Guilherme Zagallo - Advogado. Foto: Reprodução / TV Senado 

"A revisão do plano diretor traz as digitais da falta de democracia e da “mão invisível do mercado” – especificamente da construção civil e da indústria pesada com forte lobby junto a autoridades, atropelando discussões mais profundas para fazer aprovar um projeto que pode acabar com áreas de preservação como o Maracanã e diminuir toda a área verde na zona rural em mais de 40%." - alertou o advogado ambientalista.


Redução da área verde


A criação de áreas de preservação ambiental tem sido uma estratégia para a conservação dos mananciais de água doce. Uma estratégia que conservaria esse recurso natural. Mas vai ao encontro do que propõe o plano diretor.


Um dos focos da revisão é reduzir em 40% a zona rural de São Luís e transformar em área urbana. O documento propõe ainda, a redução das áreas de dunas e de recarga de aquíferos entre outros desrespeitos com o ser humano e meio ambiente. “Precisamos ter nosso modo de vida respeitado, precisamos do nosso território conservado e seguir com o nosso bem viver”. O pedido é do pescador Davi de Jesus Sá do Cajueiro.

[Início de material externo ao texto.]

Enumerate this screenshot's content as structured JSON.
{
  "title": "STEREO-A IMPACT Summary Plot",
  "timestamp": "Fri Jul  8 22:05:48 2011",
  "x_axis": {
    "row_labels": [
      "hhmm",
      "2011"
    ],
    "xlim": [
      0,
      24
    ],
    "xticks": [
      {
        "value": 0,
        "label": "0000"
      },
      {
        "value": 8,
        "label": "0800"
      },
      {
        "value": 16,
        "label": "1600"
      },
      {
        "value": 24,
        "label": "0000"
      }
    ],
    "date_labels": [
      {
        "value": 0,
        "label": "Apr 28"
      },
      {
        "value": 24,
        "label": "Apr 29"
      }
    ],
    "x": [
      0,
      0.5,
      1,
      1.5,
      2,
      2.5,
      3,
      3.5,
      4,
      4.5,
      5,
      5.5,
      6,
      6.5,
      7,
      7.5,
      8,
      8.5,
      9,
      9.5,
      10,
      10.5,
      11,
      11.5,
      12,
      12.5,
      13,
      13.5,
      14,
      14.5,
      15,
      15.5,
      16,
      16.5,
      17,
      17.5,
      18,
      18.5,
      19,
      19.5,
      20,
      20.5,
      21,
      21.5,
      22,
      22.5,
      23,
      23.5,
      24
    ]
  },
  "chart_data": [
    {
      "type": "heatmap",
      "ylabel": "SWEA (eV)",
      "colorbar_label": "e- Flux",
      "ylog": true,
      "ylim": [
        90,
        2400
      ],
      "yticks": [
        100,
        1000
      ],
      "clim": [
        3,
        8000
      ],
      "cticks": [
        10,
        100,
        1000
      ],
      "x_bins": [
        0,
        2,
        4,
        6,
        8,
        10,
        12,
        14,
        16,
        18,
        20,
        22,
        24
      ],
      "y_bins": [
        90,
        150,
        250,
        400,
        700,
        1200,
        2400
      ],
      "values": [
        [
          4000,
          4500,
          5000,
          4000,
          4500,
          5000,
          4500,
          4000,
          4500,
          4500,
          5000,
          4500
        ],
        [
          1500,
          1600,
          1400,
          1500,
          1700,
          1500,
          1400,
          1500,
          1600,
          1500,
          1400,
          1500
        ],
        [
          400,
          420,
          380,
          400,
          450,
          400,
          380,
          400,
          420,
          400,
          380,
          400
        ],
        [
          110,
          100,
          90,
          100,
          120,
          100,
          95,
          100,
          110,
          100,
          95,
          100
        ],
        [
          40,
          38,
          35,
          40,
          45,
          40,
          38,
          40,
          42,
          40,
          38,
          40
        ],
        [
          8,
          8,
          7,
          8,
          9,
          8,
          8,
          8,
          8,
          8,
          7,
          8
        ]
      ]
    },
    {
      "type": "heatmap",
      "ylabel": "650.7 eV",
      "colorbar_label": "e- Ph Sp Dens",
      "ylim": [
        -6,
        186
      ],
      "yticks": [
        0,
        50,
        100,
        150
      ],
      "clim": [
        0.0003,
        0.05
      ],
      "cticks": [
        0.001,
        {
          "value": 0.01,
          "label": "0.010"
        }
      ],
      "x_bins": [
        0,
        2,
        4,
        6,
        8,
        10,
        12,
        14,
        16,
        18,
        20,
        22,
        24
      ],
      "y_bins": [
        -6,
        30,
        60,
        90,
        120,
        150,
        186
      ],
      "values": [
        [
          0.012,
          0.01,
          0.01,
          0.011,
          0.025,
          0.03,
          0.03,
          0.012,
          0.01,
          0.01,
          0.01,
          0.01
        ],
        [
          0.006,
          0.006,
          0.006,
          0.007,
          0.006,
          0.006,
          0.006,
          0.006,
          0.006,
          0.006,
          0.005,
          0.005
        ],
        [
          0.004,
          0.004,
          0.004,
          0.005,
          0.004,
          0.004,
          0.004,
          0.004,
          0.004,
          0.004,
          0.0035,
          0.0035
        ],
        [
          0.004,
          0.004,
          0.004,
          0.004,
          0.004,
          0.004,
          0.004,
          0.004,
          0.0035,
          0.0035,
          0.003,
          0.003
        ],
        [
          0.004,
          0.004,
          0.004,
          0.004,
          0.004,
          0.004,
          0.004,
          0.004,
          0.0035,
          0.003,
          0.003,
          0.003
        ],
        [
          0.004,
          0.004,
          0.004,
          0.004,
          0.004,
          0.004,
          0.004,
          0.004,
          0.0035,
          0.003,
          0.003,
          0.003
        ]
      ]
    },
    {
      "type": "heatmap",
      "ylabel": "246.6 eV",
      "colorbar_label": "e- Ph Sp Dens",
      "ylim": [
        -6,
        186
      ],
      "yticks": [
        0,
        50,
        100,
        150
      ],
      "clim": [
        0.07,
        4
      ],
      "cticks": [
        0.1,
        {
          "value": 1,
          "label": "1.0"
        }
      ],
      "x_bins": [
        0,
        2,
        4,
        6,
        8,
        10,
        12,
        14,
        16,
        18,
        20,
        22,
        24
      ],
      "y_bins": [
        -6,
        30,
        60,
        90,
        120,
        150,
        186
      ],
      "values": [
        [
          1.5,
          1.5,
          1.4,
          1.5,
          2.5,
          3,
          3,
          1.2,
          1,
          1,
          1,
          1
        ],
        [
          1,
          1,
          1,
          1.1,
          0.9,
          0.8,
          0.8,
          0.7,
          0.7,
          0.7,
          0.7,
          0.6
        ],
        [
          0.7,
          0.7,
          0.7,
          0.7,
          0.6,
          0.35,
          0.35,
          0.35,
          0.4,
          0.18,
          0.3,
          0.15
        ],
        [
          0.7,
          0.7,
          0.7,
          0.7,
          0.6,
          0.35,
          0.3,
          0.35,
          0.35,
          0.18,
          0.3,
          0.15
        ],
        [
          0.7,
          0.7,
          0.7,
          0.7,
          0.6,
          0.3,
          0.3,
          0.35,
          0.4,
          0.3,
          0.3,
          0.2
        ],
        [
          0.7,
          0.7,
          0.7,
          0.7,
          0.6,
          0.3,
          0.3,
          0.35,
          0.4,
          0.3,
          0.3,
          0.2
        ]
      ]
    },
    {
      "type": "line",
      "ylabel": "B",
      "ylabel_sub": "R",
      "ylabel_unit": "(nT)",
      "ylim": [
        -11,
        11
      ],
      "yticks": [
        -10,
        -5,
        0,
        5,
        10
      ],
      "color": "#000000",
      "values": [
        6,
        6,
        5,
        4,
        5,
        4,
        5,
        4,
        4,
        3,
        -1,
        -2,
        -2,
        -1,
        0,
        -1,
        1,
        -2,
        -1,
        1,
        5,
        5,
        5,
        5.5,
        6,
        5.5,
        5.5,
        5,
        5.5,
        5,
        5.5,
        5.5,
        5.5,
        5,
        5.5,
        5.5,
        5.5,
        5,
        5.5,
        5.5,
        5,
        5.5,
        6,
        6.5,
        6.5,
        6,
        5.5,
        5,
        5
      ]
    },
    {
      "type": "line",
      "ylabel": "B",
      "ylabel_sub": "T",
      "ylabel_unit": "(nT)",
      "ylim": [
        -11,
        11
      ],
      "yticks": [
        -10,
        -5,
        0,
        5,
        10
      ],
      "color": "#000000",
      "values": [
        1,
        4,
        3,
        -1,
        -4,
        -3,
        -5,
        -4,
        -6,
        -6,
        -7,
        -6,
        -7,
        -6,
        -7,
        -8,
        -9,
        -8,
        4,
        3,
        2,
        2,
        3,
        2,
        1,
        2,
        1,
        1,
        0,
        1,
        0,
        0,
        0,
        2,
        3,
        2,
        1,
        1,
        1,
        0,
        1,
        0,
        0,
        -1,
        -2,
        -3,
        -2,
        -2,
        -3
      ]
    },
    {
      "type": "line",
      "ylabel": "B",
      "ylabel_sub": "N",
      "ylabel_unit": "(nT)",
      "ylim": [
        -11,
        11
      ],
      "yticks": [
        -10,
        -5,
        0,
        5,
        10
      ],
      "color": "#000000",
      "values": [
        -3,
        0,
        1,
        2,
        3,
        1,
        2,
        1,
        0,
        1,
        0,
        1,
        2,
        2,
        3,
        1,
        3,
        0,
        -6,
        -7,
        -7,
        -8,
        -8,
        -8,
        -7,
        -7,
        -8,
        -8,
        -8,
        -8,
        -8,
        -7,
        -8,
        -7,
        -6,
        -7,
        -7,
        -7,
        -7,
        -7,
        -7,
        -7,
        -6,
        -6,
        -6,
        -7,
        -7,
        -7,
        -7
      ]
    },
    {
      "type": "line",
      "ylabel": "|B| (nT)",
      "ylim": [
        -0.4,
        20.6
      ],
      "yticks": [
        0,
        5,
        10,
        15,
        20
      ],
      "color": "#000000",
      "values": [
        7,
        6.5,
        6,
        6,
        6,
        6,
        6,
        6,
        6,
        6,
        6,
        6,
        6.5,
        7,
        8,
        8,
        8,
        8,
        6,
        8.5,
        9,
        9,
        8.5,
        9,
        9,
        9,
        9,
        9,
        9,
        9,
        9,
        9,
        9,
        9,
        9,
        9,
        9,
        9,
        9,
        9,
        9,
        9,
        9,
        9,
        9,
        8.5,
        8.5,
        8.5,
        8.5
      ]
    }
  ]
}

Ele e centenas de famílias estão ameaçadas pela expansão portuária, das atividades industriais e de outros equipamentos de infraestrutura, associados com o projeto de revisão do Plano Diretor de São Luís.

De acordo com pesquisadores da Universidade Federal e Estadual do Maranhão e lideranças comunitárias, a atual gestão da prefeitura propõe um Plano Diretor para servir, exclusivamente, à avareza irracional de grandes empreiteiros e megaempresários conforme denuncia artigos científicos publicados sobre o assunto. Outra deficiência do novo Plano Diretor apontada por representantes do Conselho da Cidade de São Luís, é a base cartográfica desatualizada, de 2009, utilizada para embasar o estudo do plano.

Alteração no modo de vida


O modo de vida das pessoas que residem na zona rural com a aprovação no Novo Plano Diretor sofrerá impactos profundos. O que significa para uma comunidade tradicional ser considerado morador da zona urbana? Essas pessoas têm estrutura psicológica, social e financeira? Querem e estão preparadas para terem tarifas energéticas mais caras, não poder ter criação de animais de médio ou grande porte, a possibilidade de ser vizinho de indústrias e conviver ao lado de agentes poluidores? Essas são algumas das consequências da vida urbana.


Dona Máxima Pires, do Rio dos Cachorros, comunidade de 200 anos, é resistência. Ela denuncia que na década de 80, a região já sofreu bastante com a chegada de empreendimentos como Vale, Alumar, empresas de fertilizantes entre outras. Alerta para a redução da zona rural de São Luís proposta pelo Plano Diretor. “A comunidade do Rio dos Cachorros segue resistindo por meio da agricultura, da pesca e do extrativismo de mariscos e crustáceos” afirmou.

“É uma cidade sem participação e transparência, dois aspectos fundamentais da gestão púbica democrática, deixa muito a desejar”, enfatizou o pesquisador e professor Horácio Antunes. Ele publicou artigo intitulado Complexo Portuário, Reserva Extrativista e Desenvolvimento no Maranhão, alertou sobre a noção específica de desenvolvimento, que não considera os modos de vida locais e opera com a possibilidade de deslocamento populacional. Esses processos têm de se defrontado com formas de resistência local que, na busca de garantia do controle de territórios e desafiando a noção dominante de desenvolvimento, encontraram, na demanda pela instalação de Reserva Extrativista de Tauá-Mirim, um instrumento legal de defesa do que as lideranças locais consideram ser seus direitos territoriais.